Finding a Partner

Paso Pacífico also teamed up with wildlife biologist Helen Pheasey. Pheasey was willing to plant some decoy eggs.

She had three goals. Find out if the technology in the eggs would work in the field. See if the design could trick poachers. Make sure that the fake eggs did not disturb the real eggs’ health.

So far, the news has been good. The healthy ​​​​​​​eggs are not bothered by the fake eggs. The poachers have been fooled. And the tracking works!

A Paso Pacifico turtle ranger collects turtle eggs for safekeeping nearby.

Kim Williams-Guillen explains to volunteers how the fake sea turtle eggs work. 

What Comes Next

The system isn’t perfect. Some cellular networks have limited ability to track the eggs. But, it’s a good start!

Using more fake eggs is the next step. With more data, the team can make a map to show where the eggs are traded. The locations will help explain the demand for turtle eggs.

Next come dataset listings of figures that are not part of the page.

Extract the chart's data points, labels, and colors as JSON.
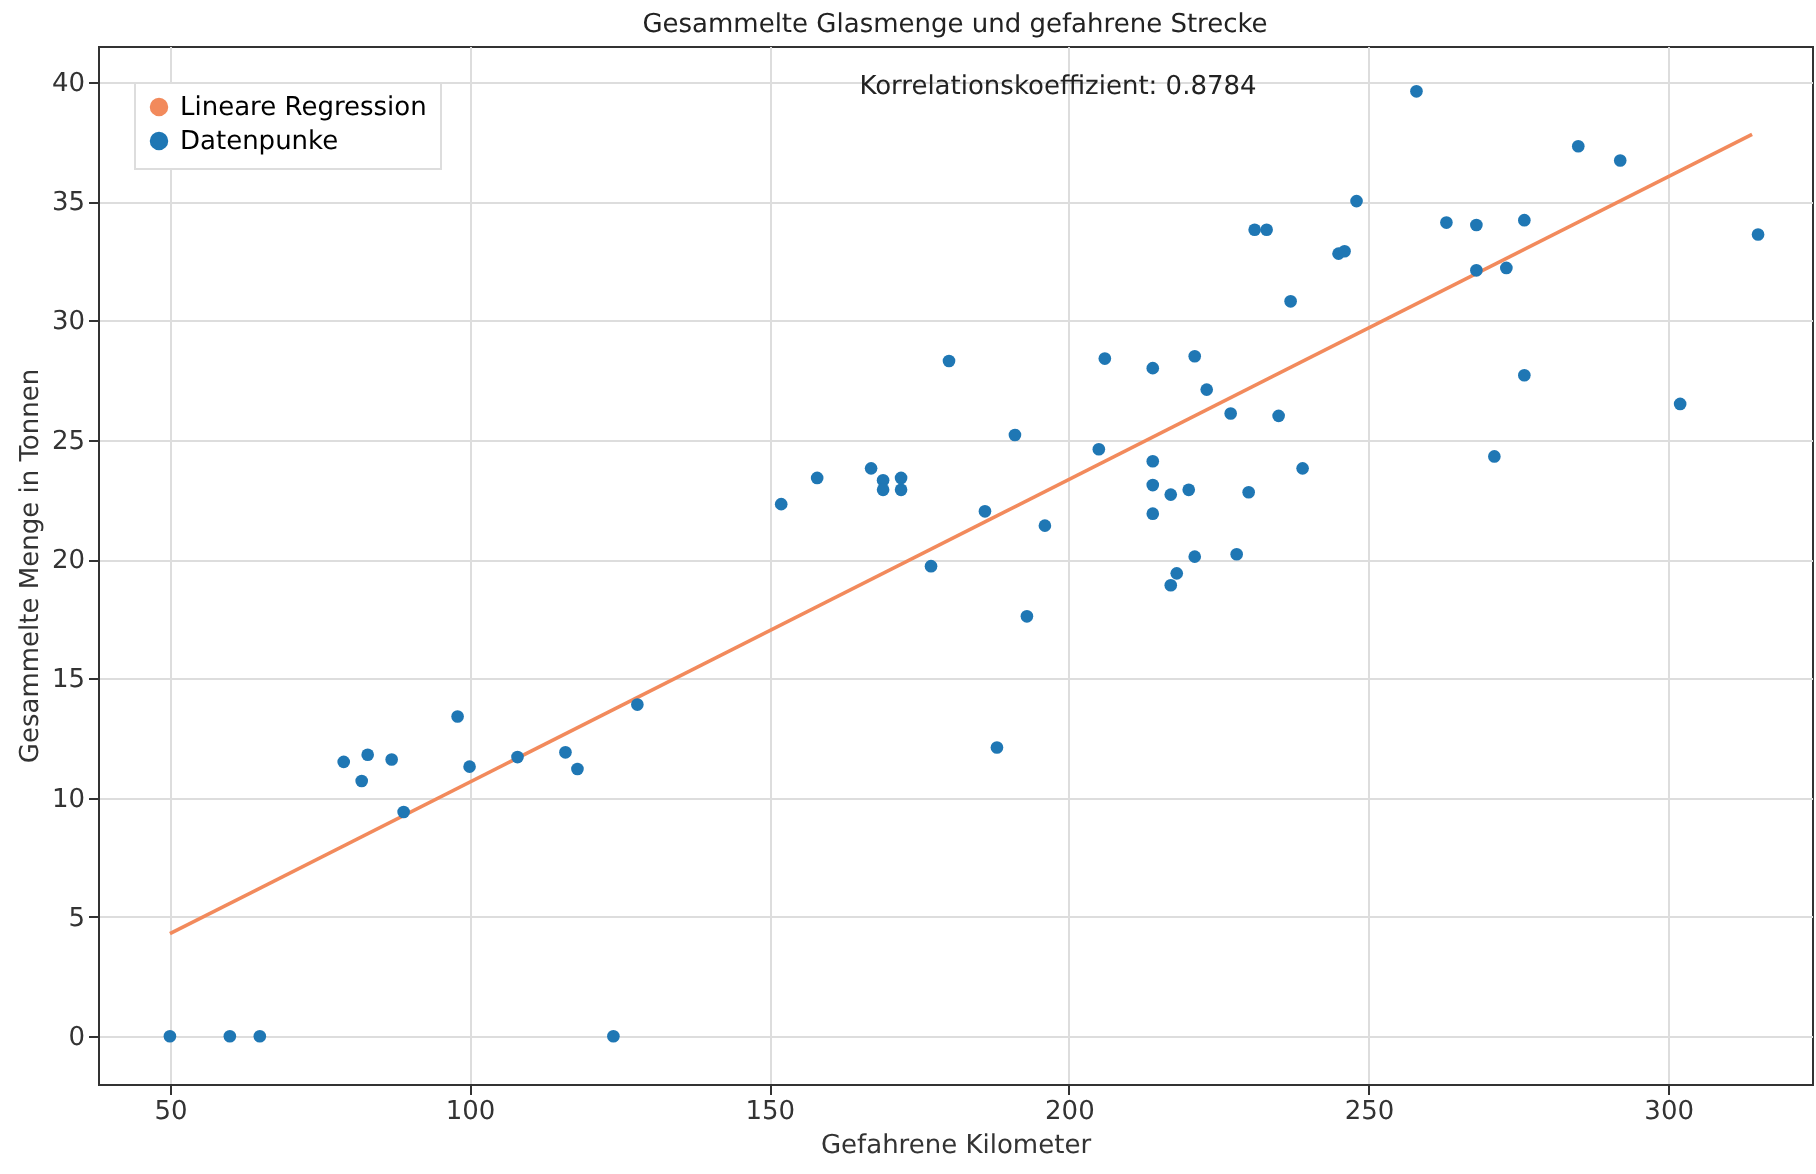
{
  "chart_data": {
    "type": "scatter",
    "title": "Gesammelte Glasmenge und gefahrene Strecke",
    "xlabel": "Gefahrene Kilometer",
    "ylabel": "Gesammelte Menge in Tonnen",
    "annotations": [
      "Korrelationskoeffizient: 0.8784"
    ],
    "xlim": [
      38,
      324
    ],
    "xticks": [
      50,
      100,
      150,
      200,
      250,
      300
    ],
    "ylim": [
      -2,
      41.5
    ],
    "yticks": [
      0,
      5,
      10,
      15,
      20,
      25,
      30,
      35,
      40
    ],
    "grid": true,
    "legend": "top left",
    "series": [
      {
        "name": "Lineare Regression",
        "type": "line",
        "color": "#f28a5c",
        "x": [
          50,
          314
        ],
        "values": [
          4.3,
          37.8
        ]
      },
      {
        "name": "Datenpunke",
        "color": "#1f77b4",
        "marker": "circle",
        "x": [
          50,
          60,
          65,
          124,
          79,
          82,
          83,
          87,
          89,
          98,
          100,
          108,
          116,
          118,
          128,
          152,
          158,
          167,
          169,
          169,
          172,
          172,
          177,
          180,
          186,
          188,
          191,
          193,
          196,
          205,
          206,
          214,
          214,
          214,
          214,
          217,
          217,
          218,
          220,
          221,
          221,
          223,
          227,
          228,
          230,
          231,
          233,
          235,
          237,
          239,
          245,
          246,
          248,
          258,
          263,
          268,
          268,
          271,
          273,
          276,
          276,
          285,
          292,
          302,
          315
        ],
        "values": [
          0,
          0,
          0,
          0,
          11.5,
          10.7,
          11.8,
          11.6,
          9.4,
          13.4,
          11.3,
          11.7,
          11.9,
          11.2,
          13.9,
          22.3,
          23.4,
          23.8,
          23.3,
          22.9,
          22.9,
          23.4,
          19.7,
          28.3,
          22.0,
          12.1,
          25.2,
          17.6,
          21.4,
          24.6,
          28.4,
          23.1,
          28.0,
          21.9,
          24.1,
          18.9,
          22.7,
          19.4,
          22.9,
          20.1,
          28.5,
          27.1,
          26.1,
          20.2,
          22.8,
          33.8,
          33.8,
          26.0,
          30.8,
          23.8,
          32.8,
          32.9,
          35.0,
          39.6,
          34.1,
          34.0,
          32.1,
          24.3,
          32.2,
          34.2,
          27.7,
          37.3,
          36.7,
          26.5,
          33.6
        ]
      }
    ]
  }
}
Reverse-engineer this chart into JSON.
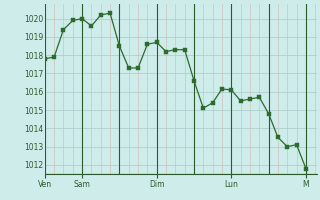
{
  "background_color": "#ceecea",
  "plot_bg_color": "#ceecea",
  "line_color": "#2d6a2d",
  "marker_color": "#2d6a2d",
  "grid_color_major": "#aacaca",
  "grid_color_minor": "#bddbd8",
  "axis_color": "#2d5a2d",
  "tick_color": "#2d5a2d",
  "ylim": [
    1011.5,
    1020.8
  ],
  "yticks": [
    1012,
    1013,
    1014,
    1015,
    1016,
    1017,
    1018,
    1019,
    1020
  ],
  "day_labels": [
    "Ven",
    "Sam",
    "Dim",
    "Lun",
    "M"
  ],
  "day_positions": [
    0,
    24,
    72,
    120,
    168
  ],
  "x_values": [
    0,
    6,
    12,
    18,
    24,
    30,
    36,
    42,
    48,
    54,
    60,
    66,
    72,
    78,
    84,
    90,
    96,
    102,
    108,
    114,
    120,
    126,
    132,
    138,
    144,
    150,
    156,
    162,
    168
  ],
  "y_values": [
    1017.8,
    1017.9,
    1019.4,
    1019.9,
    1020.0,
    1019.6,
    1020.2,
    1020.3,
    1018.5,
    1017.3,
    1017.3,
    1018.6,
    1018.7,
    1018.2,
    1018.3,
    1018.3,
    1016.6,
    1015.1,
    1015.4,
    1016.15,
    1016.1,
    1015.5,
    1015.6,
    1015.7,
    1014.8,
    1013.5,
    1013.0,
    1013.1,
    1011.8
  ],
  "xlim": [
    0,
    175
  ]
}
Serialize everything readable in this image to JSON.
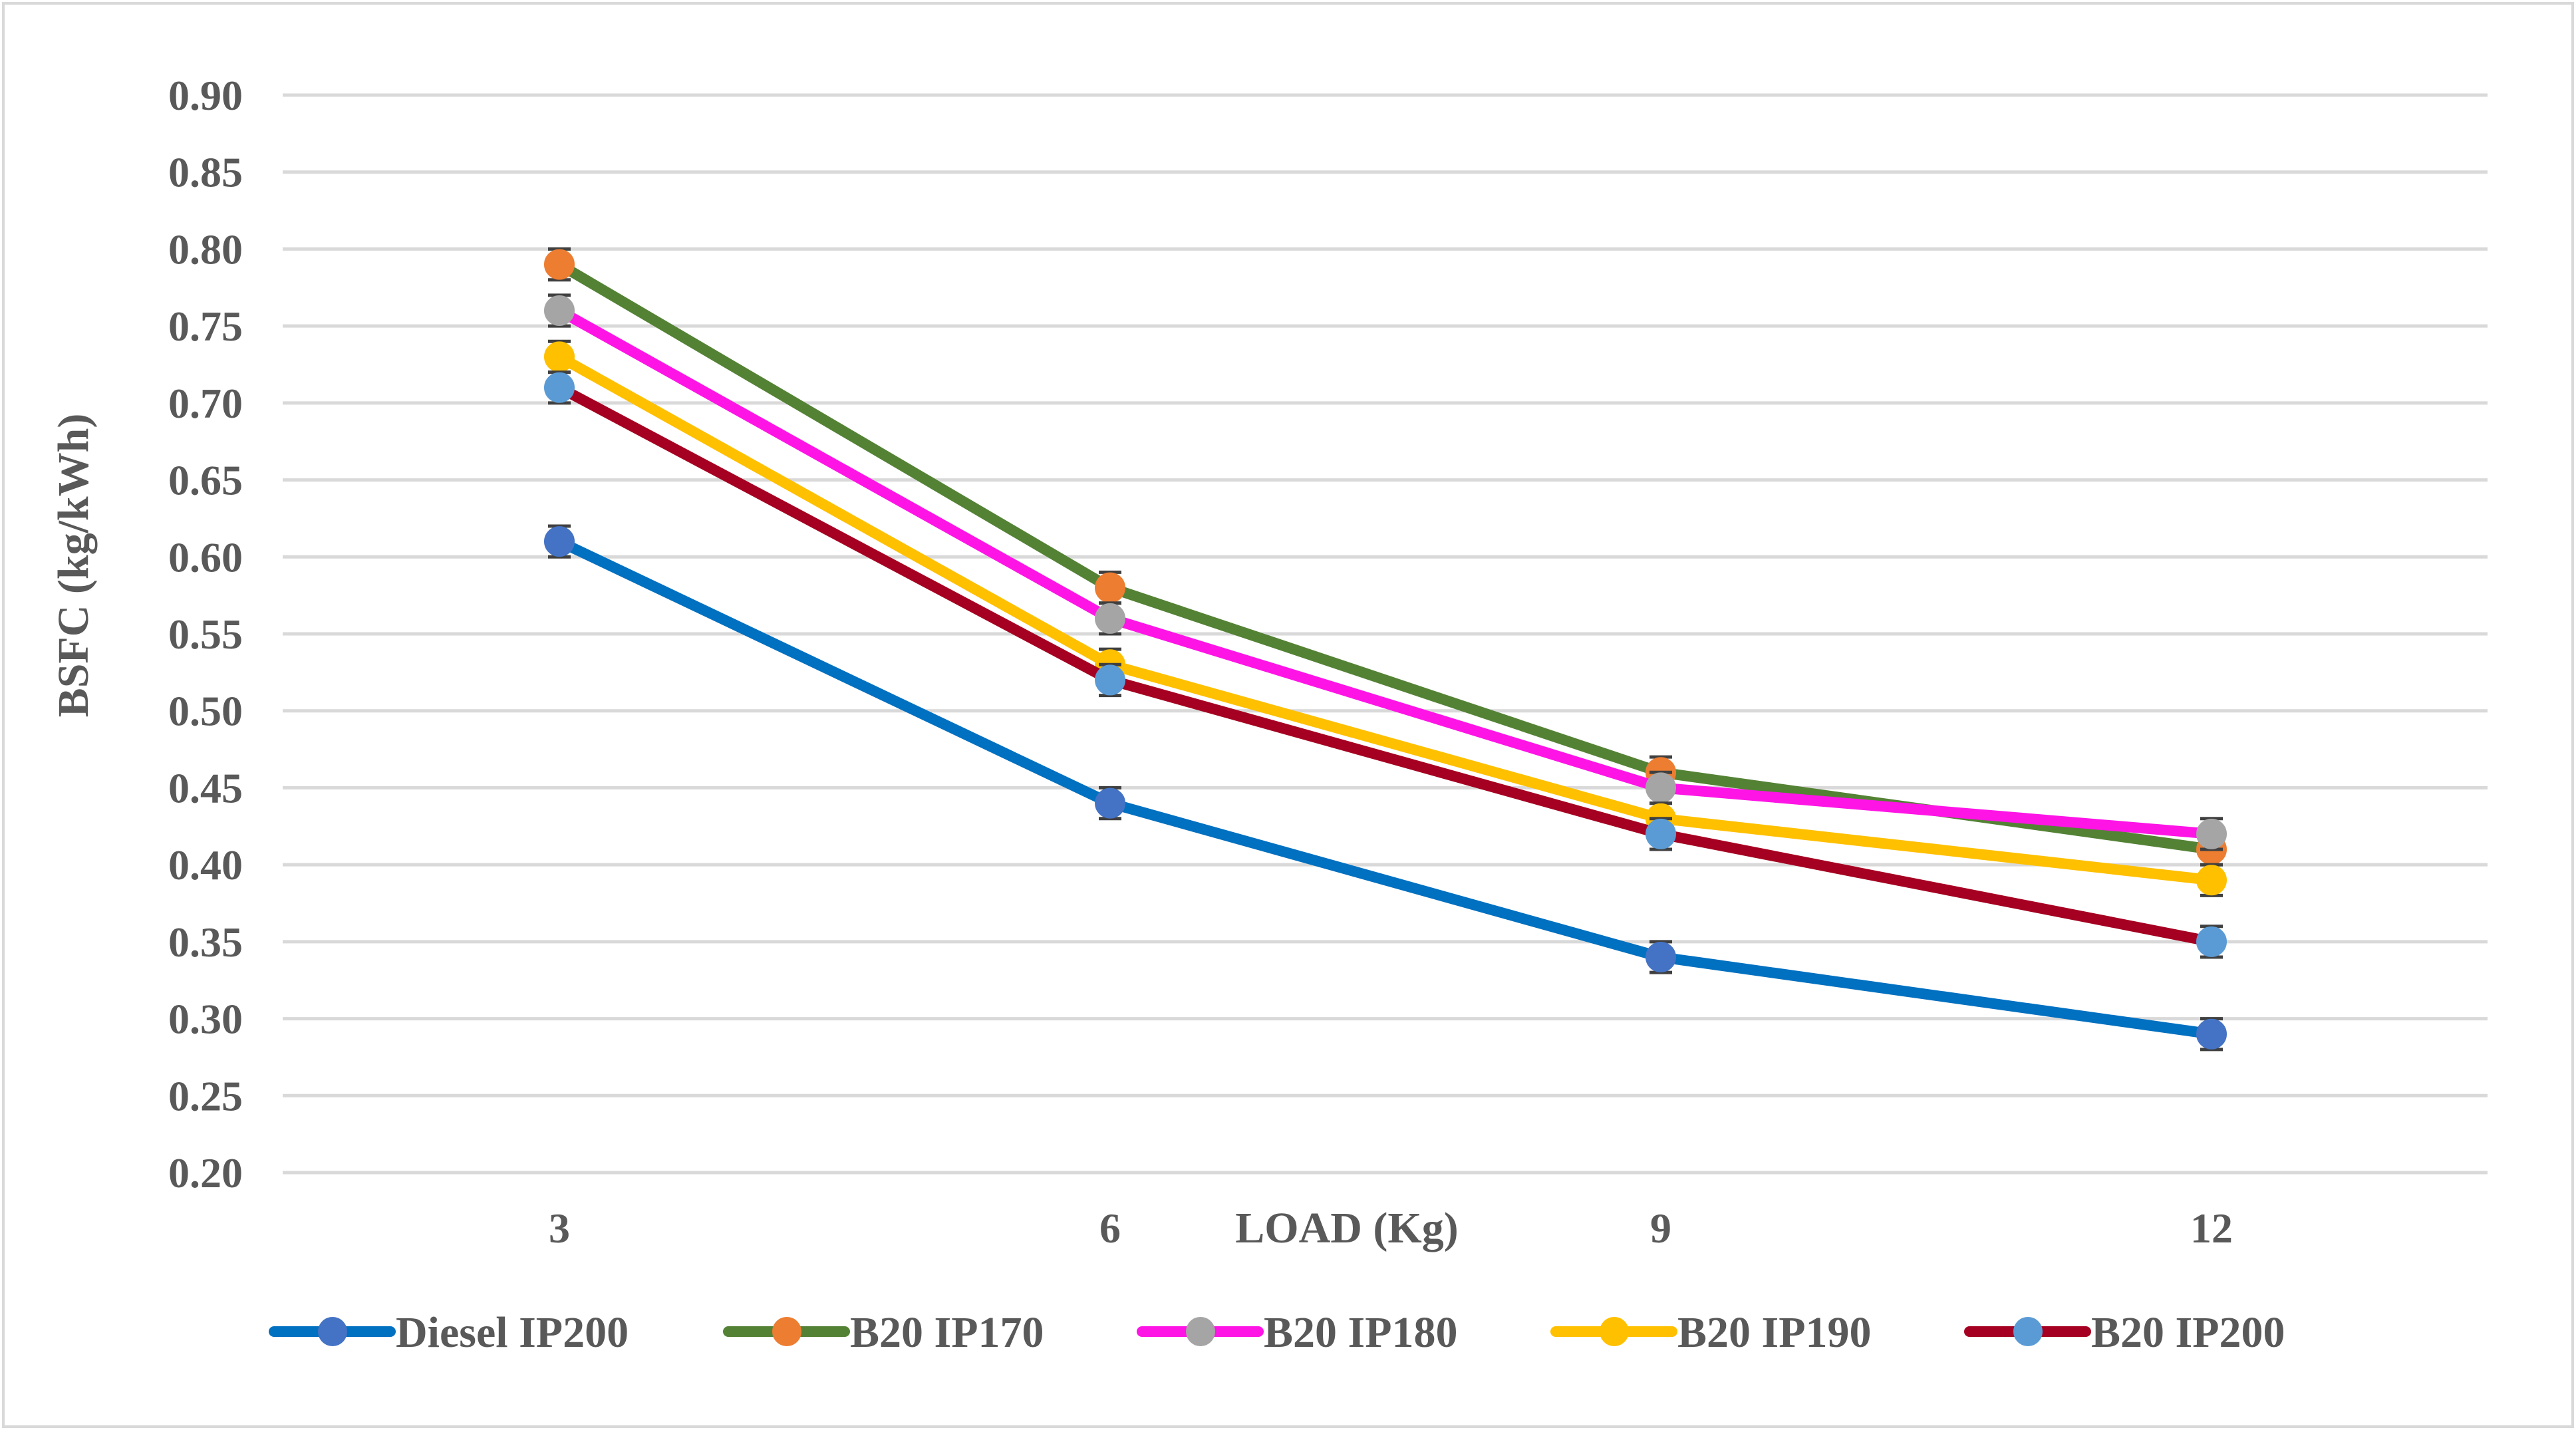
{
  "chart_data": {
    "type": "line",
    "title": "",
    "xlabel": "LOAD (Kg)",
    "ylabel": "BSFC (kg/kWh)",
    "categories": [
      "3",
      "6",
      "9",
      "12"
    ],
    "ylim": [
      0.2,
      0.9
    ],
    "ytick_step": 0.05,
    "ytick_labels": [
      "0.20",
      "0.25",
      "0.30",
      "0.35",
      "0.40",
      "0.45",
      "0.50",
      "0.55",
      "0.60",
      "0.65",
      "0.70",
      "0.75",
      "0.80",
      "0.85",
      "0.90"
    ],
    "grid": true,
    "legend_position": "bottom",
    "error_bar": 0.01,
    "series": [
      {
        "name": "Diesel IP200",
        "values": [
          0.61,
          0.44,
          0.34,
          0.29
        ],
        "line_color": "#0070C0",
        "marker_color": "#4472C4"
      },
      {
        "name": "B20 IP170",
        "values": [
          0.79,
          0.58,
          0.46,
          0.41
        ],
        "line_color": "#548235",
        "marker_color": "#ED7D31"
      },
      {
        "name": "B20 IP180",
        "values": [
          0.76,
          0.56,
          0.45,
          0.42
        ],
        "line_color": "#FF14E6",
        "marker_color": "#A5A5A5"
      },
      {
        "name": "B20 IP190",
        "values": [
          0.73,
          0.53,
          0.43,
          0.39
        ],
        "line_color": "#FFC000",
        "marker_color": "#FFC000"
      },
      {
        "name": "B20 IP200",
        "values": [
          0.71,
          0.52,
          0.42,
          0.35
        ],
        "line_color": "#A50021",
        "marker_color": "#5B9BD5"
      }
    ]
  }
}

Experts believe most of the stolen eggs go to El Salvador or Guatemala. They think the eggs are being shipped overseas, too. New markets for the eggs will make trade more difficult to fight.

Still, the information gathered could help police capture poachers. Williams-Guillén doesn’t think her fake eggs will solve the problem of poaching. But it could be a powerful tool. With other conservation efforts, it could help ensure that sea turtles are safe for the future.

Protecting sea turtles also protects the environment. Healthy oceans need sea turtles.